Molecular residual disease detection in resected, muscle-invasive urothelial cancer with a tissue-based comprehensive genomic profiling-informed personalized monitoring assay

Thomas Powles; Amanda Young; Halla Nimeiri; Russell W Madison; Alexander Fine; Daniel R Zollinger; Yanmei Huang; Chang Xu; Ole V Gjoerup; Vasily N Aushev; Hsin-Ta Wu; Alexey Aleshin; Corey Carter; Nicole Davarpanah; Viraj Degaonkar; Pratyush Gupta; Sanjeev Mariathasan; Erica Schleifman; Zoe June Assaf; Geoffrey Oxnard; Priti S Hegde

doi:10.3389/fonc.2023.1221718

Molecular residual disease detection in resected, muscle-invasive urothelial cancer with a tissue-based comprehensive genomic profiling-informed personalized monitoring assay

Front Oncol. 2023 Jul 31:13:1221718. doi: 10.3389/fonc.2023.1221718. eCollection 2023.

Authors

Thomas Powles¹, Amanda Young², Halla Nimeiri², Russell W Madison², Alexander Fine², Daniel R Zollinger², Yanmei Huang², Chang Xu², Ole V Gjoerup², Vasily N Aushev³, Hsin-Ta Wu³, Alexey Aleshin³, Corey Carter⁴, Nicole Davarpanah⁴, Viraj Degaonkar⁴, Pratyush Gupta⁴, Sanjeev Mariathasan⁴, Erica Schleifman⁴, Zoe June Assaf⁴, Geoffrey Oxnard², Priti S Hegde²

Affiliations

¹ Barts Experimental Cancer Medicine Centre, Barts Cancer Institute, Queen Mary University of London ECMC, Barts Health, London, United Kingdom.
² Foundation Medicine, Cambridge, MA, United States.
³ Natera, Austin, TX, United States.
⁴ Roche/Genentech, South San Francisco, CA, United States.

Abstract

Introduction: Circulating tumor DNA (ctDNA) detection postoperatively may identify patients with urothelial cancer at a high risk of relapse. Pragmatic tools building off clinical tumor next-generation sequencing (NGS) platforms could have the potential to increase assay accessibility.

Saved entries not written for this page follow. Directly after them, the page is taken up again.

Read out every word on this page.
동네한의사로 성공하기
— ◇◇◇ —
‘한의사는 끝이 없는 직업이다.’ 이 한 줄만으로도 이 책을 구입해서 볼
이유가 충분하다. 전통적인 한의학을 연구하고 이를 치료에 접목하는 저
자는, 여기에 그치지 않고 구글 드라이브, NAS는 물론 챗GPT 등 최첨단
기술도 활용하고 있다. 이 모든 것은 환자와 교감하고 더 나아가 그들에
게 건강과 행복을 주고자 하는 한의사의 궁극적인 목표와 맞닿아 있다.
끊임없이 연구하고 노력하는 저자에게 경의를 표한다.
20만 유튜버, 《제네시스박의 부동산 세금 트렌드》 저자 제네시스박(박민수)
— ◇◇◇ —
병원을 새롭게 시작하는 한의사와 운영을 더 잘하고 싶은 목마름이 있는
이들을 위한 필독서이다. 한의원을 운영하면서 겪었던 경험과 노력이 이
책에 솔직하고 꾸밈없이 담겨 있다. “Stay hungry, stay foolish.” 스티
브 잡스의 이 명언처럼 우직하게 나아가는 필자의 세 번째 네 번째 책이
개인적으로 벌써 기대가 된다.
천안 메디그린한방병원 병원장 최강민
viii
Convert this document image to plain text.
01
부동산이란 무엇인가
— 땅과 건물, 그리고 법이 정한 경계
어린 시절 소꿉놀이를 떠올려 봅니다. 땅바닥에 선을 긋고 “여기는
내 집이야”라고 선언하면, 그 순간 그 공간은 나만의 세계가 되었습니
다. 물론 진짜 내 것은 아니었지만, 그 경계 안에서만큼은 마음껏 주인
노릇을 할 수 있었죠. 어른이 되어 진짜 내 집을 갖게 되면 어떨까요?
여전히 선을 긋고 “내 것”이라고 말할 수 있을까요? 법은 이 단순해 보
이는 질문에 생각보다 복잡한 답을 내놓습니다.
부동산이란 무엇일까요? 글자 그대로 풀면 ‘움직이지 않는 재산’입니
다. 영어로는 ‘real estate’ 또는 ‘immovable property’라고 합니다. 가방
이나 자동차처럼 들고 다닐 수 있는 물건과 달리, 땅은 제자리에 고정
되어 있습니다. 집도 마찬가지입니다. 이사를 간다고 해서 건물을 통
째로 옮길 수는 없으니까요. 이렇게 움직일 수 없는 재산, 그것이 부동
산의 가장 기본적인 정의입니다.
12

Methods: We evaluated the widely available Foundation Medicine comprehensive genomic profiling (CGP) platform as a source of variants for tracking of ctDNA when analyzing residual samples from IMvigor010 (ClinicalTrials.gov identifier NCT02450331), a randomized adjuvant study comparing atezolizumab with observation after bladder cancer surgery. Current methods often involve germline sampling, which is not always feasible or practical. Rather than performing white blood cell sequencing to filter germline and clonal hematopoiesis (CH) variants, we applied a bioinformatic approach to select tumor (non-germline/CH) variants for molecular residual disease detection. Tissue-informed personalized multiplex polymerase chain reaction-NGS assay was used to detect ctDNA postsurgically (Natera).

Results: Across 396 analyzed patients, prevalence of potentially actionable alterations was comparable with the expected prevalence in advanced disease (13% FGFR2/3, 20% PIK3CA, 13% ERBB2, and 37% with elevated tumor mutational burden ≥10 mutations/megabase). In the observation arm, 66 of the 184 (36%) ctDNA-positive patients had shorter disease-free survival [DFS; hazard ratio (HR) = 5.77; 95% confidence interval (CI), 3.84-8.67; P < 0.0001] and overall survival (OS; HR = 5.81; 95% CI, 3.41-9.91; P < 0.0001) compared with ctDNA-negative patients. ctDNA-positive patients had improved DFS and OS with atezolizumab compared with those in observation (DFS HR = 0.56; 95% CI, 0.38-0.83; P = 0.003; OS HR = 0.66; 95% CI, 0.42-1.05). Clinical sensitivity and specificity for detection of postsurgical recurrence were 58% (60/103) and 93% (75/81), respectively.

Conclusion: We present a personalized ctDNA monitoring assay utilizing tissue-based FoundationOne^® CDx CGP, which is a pragmatic and potentially clinically scalable method that can detect low levels of residual ctDNA in patients with resected, muscle-invasive bladder cancer without germline sampling.

Keywords: CtDNA; MRD; bladder cancer; comprehensive genomic profiling; immunotherapy; monitoring assay; next-generation sequencing.

Associated data

ClinicalTrials.gov/NCT02450331

Grants and funding

Funding for this analysis was provided by Foundation Medicine, Inc. The IMvigor010 study was sponsored by F. Hoffmann-La Roche.